Further Misadventures in the Basement

After being out of town for a week, I thought I was ready to tackle the basement again. Well, little did I know that the basement was ready for me–just lying in wait.

I started off by running through the rafters in the back half of the basement with the Shop-Vac. This was the same drill that I did in the front half of the basement a few weeks ago:

  • Strap on my trusty respirator and a pair of goggles.
  • Attach the hose to the outtake of the vacuum–basically creating a huge concentrated air blower.
  • Run the hose over every crack and crevice in the ceiling at point blank range.
  • Watch the tons of dust and crap that come falling out of the rafters.

I don’t know for sure what it was that came out of the ceiling boards–it’s mostly fine white powder and some white grainy stuff, but M. suspects that it’s the plaster dust from when the original plaster basement ceiling was demolished years ago.

Back to the basement bathroom. While I finished ripping out the bottom bits of that, I decided to take some time to rip out the panelling on the North wall of the basement, West of the bathroom. This turned out to be an adventure, but in the end, it yielded only small surprises.

So we started with something like this:

Your typical panelled room, right? Removing the panelling revealed sheetrock over some simple framing. Here’s what that looked like (with some of the sheetrock already removed).
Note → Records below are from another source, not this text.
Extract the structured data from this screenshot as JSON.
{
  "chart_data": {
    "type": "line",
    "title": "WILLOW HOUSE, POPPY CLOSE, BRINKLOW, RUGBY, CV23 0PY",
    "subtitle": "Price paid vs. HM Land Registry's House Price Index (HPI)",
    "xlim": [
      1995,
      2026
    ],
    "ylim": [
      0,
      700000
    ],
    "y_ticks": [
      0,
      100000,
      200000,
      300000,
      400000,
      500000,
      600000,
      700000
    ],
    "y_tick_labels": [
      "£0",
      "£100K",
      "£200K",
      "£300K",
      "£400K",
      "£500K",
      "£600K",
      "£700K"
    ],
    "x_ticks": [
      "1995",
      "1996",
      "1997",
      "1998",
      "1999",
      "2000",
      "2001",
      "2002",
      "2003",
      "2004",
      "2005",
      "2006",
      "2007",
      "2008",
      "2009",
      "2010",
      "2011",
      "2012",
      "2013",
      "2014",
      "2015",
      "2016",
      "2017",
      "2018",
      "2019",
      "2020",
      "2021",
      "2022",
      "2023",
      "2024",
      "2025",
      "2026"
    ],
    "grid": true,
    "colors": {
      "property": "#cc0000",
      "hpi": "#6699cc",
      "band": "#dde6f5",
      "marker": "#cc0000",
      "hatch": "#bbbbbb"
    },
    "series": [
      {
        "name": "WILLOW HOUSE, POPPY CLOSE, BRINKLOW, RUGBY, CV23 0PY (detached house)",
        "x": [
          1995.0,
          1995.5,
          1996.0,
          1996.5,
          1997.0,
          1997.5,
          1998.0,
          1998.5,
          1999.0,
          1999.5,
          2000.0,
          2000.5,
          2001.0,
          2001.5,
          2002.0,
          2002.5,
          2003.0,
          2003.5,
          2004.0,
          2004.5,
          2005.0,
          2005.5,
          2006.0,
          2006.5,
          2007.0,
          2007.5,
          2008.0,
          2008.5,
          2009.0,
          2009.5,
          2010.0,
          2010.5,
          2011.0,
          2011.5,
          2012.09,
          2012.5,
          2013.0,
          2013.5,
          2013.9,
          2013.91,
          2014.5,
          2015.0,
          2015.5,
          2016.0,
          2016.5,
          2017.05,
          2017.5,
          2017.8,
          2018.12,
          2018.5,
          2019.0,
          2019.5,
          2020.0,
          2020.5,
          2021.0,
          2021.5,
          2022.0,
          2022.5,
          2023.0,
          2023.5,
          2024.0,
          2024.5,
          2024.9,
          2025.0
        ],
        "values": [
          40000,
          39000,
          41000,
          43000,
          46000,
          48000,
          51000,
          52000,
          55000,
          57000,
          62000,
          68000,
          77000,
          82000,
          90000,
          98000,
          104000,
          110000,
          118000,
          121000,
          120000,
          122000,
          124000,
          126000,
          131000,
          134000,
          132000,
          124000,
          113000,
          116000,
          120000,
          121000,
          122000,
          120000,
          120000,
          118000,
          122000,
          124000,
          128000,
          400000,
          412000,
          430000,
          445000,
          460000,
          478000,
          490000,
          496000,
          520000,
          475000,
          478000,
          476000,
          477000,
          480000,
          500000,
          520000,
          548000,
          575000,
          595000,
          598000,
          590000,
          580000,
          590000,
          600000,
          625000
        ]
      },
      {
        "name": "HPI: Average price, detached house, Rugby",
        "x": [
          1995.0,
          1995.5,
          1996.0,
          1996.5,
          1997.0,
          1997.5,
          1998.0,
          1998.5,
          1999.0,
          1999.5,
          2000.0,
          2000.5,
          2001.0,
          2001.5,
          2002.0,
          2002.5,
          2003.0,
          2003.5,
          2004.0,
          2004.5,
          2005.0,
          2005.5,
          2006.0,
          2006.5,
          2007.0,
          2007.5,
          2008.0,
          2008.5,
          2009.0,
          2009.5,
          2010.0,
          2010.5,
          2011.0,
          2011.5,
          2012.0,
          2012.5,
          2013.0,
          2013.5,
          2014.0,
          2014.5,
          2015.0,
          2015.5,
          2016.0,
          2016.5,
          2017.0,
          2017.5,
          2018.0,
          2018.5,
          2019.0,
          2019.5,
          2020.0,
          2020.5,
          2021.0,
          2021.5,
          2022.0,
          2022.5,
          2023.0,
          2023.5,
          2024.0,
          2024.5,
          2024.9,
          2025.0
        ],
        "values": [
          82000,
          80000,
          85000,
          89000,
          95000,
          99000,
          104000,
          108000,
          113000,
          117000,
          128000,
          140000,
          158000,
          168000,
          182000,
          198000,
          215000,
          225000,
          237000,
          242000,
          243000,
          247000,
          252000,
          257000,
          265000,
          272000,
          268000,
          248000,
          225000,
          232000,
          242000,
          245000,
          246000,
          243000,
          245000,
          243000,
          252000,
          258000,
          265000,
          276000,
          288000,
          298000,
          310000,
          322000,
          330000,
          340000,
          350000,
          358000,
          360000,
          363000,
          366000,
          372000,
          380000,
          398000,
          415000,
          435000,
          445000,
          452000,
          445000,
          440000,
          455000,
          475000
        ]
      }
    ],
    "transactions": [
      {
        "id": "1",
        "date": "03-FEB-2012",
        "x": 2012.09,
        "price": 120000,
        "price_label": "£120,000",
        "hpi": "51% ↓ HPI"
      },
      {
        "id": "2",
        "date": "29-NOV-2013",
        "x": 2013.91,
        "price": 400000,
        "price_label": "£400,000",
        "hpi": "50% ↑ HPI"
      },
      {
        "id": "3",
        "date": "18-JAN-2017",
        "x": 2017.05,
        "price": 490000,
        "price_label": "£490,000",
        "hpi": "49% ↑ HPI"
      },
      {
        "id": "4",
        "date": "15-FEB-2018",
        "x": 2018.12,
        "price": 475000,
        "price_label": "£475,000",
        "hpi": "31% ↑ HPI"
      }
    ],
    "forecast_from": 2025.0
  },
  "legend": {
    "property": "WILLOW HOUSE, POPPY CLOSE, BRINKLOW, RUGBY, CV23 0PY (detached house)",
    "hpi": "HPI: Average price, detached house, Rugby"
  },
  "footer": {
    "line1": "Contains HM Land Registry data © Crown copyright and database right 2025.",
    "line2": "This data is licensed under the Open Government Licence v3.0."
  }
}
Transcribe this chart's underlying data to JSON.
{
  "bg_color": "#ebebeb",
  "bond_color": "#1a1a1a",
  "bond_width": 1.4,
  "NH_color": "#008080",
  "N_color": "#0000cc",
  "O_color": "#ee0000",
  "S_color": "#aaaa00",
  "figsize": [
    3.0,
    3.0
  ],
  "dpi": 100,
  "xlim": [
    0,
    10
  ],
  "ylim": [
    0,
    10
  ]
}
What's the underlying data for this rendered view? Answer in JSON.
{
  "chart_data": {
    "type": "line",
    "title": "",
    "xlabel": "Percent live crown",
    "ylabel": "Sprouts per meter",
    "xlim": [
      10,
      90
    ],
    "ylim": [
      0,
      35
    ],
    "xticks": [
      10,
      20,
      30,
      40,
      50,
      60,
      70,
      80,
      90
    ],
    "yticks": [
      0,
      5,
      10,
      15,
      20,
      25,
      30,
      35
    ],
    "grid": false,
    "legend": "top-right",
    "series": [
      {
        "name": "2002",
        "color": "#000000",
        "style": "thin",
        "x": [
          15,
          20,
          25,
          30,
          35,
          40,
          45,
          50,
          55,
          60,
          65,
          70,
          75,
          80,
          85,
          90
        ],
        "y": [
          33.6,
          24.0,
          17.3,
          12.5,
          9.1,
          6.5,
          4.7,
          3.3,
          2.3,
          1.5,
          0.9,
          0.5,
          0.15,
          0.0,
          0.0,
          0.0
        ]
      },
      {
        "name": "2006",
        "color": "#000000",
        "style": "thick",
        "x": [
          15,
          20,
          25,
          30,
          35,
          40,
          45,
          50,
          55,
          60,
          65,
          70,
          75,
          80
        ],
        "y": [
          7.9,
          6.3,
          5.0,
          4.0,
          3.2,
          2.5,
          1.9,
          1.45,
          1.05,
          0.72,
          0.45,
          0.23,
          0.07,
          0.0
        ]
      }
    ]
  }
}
And after I removed the sheetrock and some of the framing, I was left with the original basement wall:

That’s the original foundation, which exhibits some small cracks as well as signs of efflorescence (not as bad as I expected), and the original plaster wall above (which has a small bit of water damage at the bottom). So the foundation along here (and presumably the rest of the North wall) is going to need some patching and some painting, but only after we rip out the driveway, expose the foundation, and seal and repair the outside first. From what I’ve been told, just fixing the inside is only going to hide the problem.